To develop an environment where students will accept unvarnished critique, Tran focuses on earning their trust. “I create a relationship where they can be open and honest and not care about what they should do to please everyone,” he says. The goal is to hone each student’s authorial voice, stripping away whatever “bad writing” surrounds and obscures it. He gets them to trust their instincts, embrace their own unique outlook, and find a point of view that will carry their ideas. “Fiction is an obstructed view of the world,” he explains. “Even with an omniscient narrator you can’t see everything. But that kind of limited blindness is crucial, because that’s what motivates the story.”

Tran guides students toward harmonious combinations of plot, character, perspective, and style—and ultimately toward having faith in their abilities. Even so, he acknowledges that it can be difficult for writers to feel satisfied with their work. Tran is the author of award-winning fiction and a popular teacher. (Read his biography here). Yet when asked what he struggles with most, he laughs and replies, “What don’t I struggle with?”

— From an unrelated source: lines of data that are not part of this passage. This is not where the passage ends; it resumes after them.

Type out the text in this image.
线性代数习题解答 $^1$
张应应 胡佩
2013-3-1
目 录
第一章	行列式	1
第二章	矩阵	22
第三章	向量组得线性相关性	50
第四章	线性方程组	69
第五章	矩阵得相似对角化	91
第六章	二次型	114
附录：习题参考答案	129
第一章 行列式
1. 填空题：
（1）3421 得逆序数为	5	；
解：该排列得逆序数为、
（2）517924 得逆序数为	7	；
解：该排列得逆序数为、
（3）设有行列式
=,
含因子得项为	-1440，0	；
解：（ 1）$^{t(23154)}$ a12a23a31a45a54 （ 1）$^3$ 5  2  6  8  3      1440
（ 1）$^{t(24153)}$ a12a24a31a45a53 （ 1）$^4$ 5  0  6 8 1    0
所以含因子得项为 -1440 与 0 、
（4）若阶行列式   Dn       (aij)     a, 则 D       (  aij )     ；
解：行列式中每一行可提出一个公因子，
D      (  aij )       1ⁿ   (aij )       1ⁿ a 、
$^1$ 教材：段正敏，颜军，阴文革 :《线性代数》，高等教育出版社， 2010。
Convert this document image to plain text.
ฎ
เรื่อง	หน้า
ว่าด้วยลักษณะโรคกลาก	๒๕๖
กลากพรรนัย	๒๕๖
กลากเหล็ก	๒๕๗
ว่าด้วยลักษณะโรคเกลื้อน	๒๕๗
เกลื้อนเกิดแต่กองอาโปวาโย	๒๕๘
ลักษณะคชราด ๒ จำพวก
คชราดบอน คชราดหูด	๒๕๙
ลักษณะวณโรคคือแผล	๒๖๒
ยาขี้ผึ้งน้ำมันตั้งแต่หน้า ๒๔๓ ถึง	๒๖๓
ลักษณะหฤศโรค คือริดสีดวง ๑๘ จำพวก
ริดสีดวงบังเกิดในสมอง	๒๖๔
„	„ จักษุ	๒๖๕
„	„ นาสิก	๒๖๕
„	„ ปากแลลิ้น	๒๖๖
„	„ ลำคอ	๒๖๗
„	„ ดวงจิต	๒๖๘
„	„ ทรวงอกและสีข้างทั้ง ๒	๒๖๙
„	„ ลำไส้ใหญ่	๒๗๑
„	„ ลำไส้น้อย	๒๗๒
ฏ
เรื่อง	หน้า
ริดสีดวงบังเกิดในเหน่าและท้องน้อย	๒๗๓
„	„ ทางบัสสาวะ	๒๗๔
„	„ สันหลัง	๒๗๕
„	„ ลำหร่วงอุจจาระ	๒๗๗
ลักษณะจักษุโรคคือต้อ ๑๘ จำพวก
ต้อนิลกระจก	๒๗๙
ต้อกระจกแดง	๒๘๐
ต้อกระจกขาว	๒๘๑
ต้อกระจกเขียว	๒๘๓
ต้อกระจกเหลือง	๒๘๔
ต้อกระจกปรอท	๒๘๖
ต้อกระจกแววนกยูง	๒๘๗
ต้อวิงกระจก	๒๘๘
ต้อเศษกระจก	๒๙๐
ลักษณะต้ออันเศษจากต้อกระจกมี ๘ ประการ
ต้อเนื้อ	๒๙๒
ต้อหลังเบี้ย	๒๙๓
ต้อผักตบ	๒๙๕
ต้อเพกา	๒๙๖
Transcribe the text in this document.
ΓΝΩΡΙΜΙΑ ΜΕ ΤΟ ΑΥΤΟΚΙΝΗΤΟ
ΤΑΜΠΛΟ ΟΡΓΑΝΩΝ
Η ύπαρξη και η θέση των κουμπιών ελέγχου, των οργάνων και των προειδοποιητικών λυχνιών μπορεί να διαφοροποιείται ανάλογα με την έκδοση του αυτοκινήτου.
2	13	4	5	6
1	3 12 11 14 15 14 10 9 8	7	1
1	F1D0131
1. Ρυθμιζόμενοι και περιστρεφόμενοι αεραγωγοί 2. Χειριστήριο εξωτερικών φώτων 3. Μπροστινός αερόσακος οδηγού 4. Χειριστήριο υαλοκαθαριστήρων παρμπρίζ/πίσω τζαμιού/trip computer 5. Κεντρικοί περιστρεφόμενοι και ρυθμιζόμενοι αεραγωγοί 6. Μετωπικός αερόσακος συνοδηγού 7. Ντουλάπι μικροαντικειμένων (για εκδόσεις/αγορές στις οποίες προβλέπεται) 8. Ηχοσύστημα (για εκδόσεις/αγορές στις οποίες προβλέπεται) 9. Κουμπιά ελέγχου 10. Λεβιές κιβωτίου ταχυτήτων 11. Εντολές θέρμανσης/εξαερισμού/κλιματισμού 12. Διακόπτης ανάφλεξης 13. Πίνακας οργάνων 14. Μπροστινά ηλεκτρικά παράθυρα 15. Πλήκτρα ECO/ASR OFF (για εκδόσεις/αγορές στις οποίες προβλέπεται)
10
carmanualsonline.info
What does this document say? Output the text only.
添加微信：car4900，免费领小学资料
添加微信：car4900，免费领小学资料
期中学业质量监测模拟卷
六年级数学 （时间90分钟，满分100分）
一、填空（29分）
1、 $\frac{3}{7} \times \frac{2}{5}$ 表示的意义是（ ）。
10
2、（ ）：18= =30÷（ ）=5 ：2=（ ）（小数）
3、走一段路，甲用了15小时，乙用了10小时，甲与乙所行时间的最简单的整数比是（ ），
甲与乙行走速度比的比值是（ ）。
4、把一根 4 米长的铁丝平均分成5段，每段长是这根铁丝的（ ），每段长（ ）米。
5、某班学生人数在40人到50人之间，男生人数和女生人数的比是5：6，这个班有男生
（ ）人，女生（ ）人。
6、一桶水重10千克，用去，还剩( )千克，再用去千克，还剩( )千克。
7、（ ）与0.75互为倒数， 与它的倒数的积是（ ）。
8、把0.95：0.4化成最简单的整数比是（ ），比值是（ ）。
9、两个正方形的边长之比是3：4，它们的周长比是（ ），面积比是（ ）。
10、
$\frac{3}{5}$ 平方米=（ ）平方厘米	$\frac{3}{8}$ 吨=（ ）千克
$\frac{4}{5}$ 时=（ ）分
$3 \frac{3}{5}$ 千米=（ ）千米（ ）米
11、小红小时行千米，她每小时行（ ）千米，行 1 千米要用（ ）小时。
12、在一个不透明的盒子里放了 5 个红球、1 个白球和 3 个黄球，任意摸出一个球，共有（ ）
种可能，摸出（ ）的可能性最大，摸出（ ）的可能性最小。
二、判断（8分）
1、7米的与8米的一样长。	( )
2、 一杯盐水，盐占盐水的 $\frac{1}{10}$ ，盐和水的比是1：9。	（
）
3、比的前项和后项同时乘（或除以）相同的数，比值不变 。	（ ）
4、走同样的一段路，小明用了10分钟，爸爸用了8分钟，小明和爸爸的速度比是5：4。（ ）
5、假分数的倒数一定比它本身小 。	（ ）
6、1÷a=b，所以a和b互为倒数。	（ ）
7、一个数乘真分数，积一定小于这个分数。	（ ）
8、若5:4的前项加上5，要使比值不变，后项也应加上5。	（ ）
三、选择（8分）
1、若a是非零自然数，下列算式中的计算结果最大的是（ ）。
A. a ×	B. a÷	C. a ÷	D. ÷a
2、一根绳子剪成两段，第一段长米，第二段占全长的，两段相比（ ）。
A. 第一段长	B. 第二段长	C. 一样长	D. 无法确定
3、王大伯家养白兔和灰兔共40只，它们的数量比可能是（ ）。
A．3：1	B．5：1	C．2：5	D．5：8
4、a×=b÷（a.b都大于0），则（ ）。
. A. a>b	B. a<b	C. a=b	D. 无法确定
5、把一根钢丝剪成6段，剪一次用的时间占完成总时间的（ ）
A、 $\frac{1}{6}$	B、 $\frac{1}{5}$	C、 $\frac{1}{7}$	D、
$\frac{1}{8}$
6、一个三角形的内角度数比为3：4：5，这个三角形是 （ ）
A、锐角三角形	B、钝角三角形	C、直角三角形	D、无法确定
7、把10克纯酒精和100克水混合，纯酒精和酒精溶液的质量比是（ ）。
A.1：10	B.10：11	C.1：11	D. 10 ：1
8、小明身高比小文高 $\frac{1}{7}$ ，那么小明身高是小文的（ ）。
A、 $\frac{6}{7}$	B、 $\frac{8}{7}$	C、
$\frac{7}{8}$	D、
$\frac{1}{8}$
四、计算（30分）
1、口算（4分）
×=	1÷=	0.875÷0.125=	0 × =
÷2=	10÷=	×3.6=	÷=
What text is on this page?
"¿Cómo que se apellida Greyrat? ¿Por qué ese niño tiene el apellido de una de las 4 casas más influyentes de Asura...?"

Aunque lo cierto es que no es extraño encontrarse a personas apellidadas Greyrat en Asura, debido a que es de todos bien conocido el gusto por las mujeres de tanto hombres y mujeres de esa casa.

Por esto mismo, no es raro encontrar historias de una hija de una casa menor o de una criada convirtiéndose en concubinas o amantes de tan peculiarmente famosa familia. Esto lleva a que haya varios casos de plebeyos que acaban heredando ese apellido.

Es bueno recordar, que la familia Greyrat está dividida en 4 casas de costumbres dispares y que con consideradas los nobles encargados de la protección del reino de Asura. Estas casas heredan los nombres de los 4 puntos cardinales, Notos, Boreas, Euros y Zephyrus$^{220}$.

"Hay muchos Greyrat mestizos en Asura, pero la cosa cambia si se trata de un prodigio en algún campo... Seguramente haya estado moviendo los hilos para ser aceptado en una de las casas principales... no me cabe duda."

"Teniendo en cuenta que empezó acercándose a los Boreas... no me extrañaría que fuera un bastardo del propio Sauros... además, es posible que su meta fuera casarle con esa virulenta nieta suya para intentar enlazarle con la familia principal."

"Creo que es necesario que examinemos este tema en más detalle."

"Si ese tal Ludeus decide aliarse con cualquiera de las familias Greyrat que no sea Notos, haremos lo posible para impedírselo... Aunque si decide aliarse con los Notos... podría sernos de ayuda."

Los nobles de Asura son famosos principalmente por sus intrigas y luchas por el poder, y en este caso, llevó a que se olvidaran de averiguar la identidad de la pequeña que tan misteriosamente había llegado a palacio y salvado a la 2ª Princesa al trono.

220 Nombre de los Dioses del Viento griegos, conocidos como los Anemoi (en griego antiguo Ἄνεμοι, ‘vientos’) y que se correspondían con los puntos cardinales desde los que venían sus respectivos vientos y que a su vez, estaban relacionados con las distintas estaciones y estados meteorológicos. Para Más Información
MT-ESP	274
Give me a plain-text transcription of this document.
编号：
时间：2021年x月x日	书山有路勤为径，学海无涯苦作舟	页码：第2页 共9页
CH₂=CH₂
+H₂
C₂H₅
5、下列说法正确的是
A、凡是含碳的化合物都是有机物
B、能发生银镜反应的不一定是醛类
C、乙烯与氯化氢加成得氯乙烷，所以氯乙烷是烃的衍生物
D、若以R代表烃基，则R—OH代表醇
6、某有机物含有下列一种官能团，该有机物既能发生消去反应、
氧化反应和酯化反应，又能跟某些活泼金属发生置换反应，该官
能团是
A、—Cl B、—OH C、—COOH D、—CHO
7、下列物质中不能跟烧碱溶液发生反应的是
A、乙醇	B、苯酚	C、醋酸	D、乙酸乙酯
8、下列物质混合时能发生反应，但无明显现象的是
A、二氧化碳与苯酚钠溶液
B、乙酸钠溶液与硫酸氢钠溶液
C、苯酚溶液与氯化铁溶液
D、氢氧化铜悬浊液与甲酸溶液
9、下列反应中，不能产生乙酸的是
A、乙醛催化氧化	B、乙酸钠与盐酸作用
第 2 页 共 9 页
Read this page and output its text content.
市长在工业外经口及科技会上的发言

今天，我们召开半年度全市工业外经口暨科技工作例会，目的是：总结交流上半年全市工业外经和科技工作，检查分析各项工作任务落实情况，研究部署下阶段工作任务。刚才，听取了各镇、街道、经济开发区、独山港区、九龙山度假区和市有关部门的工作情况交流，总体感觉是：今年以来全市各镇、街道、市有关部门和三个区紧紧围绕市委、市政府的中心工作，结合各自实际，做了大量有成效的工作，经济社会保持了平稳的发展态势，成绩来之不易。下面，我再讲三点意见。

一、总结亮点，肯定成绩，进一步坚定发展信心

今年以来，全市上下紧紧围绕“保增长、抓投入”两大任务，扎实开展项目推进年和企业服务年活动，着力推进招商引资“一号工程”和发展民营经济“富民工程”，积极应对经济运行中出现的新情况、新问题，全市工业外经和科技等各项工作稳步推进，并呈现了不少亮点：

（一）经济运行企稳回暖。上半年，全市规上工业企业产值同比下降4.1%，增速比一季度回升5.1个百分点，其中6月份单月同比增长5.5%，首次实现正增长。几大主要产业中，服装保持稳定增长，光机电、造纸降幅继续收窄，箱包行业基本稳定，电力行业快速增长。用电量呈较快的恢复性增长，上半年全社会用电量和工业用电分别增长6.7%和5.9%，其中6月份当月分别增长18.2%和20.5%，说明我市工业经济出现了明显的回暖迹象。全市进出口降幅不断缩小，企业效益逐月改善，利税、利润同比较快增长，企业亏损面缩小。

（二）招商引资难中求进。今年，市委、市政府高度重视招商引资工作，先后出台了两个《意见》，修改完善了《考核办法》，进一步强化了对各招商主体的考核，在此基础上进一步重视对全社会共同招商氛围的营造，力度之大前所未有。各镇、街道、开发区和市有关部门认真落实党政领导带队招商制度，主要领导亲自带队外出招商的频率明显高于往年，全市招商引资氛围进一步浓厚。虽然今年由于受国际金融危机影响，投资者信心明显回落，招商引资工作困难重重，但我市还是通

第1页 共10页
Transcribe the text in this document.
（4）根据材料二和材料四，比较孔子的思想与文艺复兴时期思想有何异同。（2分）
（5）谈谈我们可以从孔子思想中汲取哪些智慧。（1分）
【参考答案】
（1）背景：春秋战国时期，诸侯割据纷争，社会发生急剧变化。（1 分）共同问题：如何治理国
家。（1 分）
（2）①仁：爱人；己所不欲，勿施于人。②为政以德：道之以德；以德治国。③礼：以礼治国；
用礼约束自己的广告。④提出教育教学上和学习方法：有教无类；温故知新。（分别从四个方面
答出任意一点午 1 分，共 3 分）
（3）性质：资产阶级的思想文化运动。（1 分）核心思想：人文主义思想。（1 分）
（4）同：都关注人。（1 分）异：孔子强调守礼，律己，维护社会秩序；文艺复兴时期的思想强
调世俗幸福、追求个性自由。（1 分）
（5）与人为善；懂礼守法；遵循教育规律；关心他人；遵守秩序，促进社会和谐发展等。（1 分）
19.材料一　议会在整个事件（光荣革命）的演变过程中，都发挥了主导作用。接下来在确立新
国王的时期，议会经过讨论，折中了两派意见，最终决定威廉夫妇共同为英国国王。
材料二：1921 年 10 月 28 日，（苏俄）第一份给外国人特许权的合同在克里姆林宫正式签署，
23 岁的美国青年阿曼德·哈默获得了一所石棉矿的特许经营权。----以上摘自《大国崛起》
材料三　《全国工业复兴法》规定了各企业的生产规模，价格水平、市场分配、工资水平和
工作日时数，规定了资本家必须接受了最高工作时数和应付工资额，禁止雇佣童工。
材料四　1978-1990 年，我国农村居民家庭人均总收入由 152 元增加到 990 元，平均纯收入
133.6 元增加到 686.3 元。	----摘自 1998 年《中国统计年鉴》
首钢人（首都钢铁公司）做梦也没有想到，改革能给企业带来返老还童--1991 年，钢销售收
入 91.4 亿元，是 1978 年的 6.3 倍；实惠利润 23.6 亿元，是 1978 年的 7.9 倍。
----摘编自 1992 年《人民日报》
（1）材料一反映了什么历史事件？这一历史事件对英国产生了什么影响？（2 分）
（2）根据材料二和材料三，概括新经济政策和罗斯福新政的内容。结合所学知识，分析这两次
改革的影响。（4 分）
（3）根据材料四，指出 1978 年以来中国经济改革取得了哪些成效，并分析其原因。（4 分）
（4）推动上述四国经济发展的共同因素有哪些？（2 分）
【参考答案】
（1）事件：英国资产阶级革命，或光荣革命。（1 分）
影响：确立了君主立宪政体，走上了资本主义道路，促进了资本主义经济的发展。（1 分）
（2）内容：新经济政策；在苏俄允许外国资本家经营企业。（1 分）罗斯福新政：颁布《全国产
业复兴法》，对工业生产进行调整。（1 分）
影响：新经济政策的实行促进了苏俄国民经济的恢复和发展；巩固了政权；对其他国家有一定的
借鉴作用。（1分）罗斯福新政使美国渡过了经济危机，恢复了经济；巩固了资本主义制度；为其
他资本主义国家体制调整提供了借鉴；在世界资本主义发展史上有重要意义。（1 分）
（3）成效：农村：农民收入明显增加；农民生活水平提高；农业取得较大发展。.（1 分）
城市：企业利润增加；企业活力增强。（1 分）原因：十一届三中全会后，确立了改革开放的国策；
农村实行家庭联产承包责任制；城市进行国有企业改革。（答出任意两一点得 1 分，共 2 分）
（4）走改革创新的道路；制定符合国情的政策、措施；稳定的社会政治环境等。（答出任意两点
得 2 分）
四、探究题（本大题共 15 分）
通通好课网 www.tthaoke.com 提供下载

As he finishes editing his first novel, a Las Vegas detective story, Tran reflects on the range of inspirations that drive his writing process. While the narrative is important—“as a reader, I’ve always read for plot, and character often comes out of that”—some pieces begin as explorations of a philosophical concept or a compelling setting. The trick is wrangling these disparate elements and bringing them together to produce “something that feels honest and true and moving and compelling and convincing, all at the same time.” That’s the standard Tran holds for his own writing, and he wants his students to achieve it too.